PF: Why do you think it is important for students to learn about the history of jazz?

ALC: I think that the history of jazz is the history of popular music and the history of how we treat musicians now. Jazz is so deeply embedded in American culture that we don’t even think about it. I think that, if you’re a better listener to jazz, then you’re a better listener to the world.  There’s no lyric to tell you what to feel. What you have to listen for is the intention that’s being expressed. Especially in the charged political climate of today, we don’t listen in a constructive manner. Not only listening, but waiting for your time to talk, is an important skill for humans.

PF: I know you yourself are in a handful of bands, could you just briefly explain the focus of each one?

ALC: The idea of being in a band is pretty rare. In any given year, I’ll play with like 20 different bands. I’m more of a guy in town. The Funktet is a collective, it’s five musicians I happen to play with that night. They could be anybody. The BT/ALC Band is a band with set members. That’s basically my main project. We play funk but we also follow the style of jazz in the sense that jazz is a verb. You decide what the rules are, and then you improvise. The 8tet is my more straight-ahead jazz outlet. That band is more of my personal laboratory.

PF: You also run an organization called “Pop Up Music.”  How did this organization come to be, and do you have any memorable experiences with certain startups?

ALC: My business partner and friend Ben Whiting graduated from Berklee and started touring, playing weddings, etc. But he wasn’t happy, he didn’t enjoy it. Ben started working at this place called the Cambridge Innovation Center (CIC), which harbors start-ups of all different sizes. In that, he expanded his network and started inviting people to shows, which were very well received. Eventually, we did a concert at the Cambridge Innovation Center as a sort of talk/lecture hybrid.  Surprisingly, people stayed, people bonded, which we weren’t used to. As for notable companies, they include the CIC and Mass Challenge, but we are always looking for more clients and more opportunities.

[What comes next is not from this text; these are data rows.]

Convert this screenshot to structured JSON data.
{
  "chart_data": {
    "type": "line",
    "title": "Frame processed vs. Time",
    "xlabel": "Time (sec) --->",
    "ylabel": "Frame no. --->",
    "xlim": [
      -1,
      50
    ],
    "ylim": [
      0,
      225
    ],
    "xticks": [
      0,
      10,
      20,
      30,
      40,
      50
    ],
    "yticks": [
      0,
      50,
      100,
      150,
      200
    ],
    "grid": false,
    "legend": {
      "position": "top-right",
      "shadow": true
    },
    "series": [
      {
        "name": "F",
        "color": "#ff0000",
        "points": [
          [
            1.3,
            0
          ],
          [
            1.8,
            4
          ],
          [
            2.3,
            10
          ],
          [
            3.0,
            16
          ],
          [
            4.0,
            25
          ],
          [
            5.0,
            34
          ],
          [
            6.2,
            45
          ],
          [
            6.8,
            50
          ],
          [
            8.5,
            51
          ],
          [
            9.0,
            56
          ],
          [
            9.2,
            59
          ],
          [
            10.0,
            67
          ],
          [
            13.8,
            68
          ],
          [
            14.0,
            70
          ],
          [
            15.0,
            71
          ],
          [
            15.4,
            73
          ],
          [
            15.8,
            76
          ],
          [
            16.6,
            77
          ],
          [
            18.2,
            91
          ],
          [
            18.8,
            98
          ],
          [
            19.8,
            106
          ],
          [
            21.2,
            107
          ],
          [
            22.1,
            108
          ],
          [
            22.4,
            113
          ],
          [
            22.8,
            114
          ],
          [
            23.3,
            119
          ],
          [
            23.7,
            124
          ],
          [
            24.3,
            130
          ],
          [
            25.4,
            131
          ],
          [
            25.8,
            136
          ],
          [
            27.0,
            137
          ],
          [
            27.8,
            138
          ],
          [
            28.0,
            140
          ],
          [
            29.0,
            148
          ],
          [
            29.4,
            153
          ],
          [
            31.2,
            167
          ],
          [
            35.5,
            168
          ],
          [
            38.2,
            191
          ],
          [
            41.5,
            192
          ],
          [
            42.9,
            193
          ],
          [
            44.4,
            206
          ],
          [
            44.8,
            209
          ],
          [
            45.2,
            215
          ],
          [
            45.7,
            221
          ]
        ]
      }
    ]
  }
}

PF: What have been your top three musical influences as a trumpet player?

ALC: It’s hard to say because you really cherry-pick from everybody but definitely Miles Davis, Clifford Brown, and some classical composers. My other biggest trumpet influences are my teachers: Kim Dunnick from Ithaca College, Eric Berlin from UMass, and my composing teacher, Jeff Holmes.

PF: Finally, do you have anything to say that might convince students to take this course?

ALC: I would tell people to take the course because you learn a flavor of what was relevant in jazz’s day. The course to me is about the experience of listening and the experience of getting more out of the music you listen to now. It makes listening to music richer. It makes you hear with different ears and see with different eyes.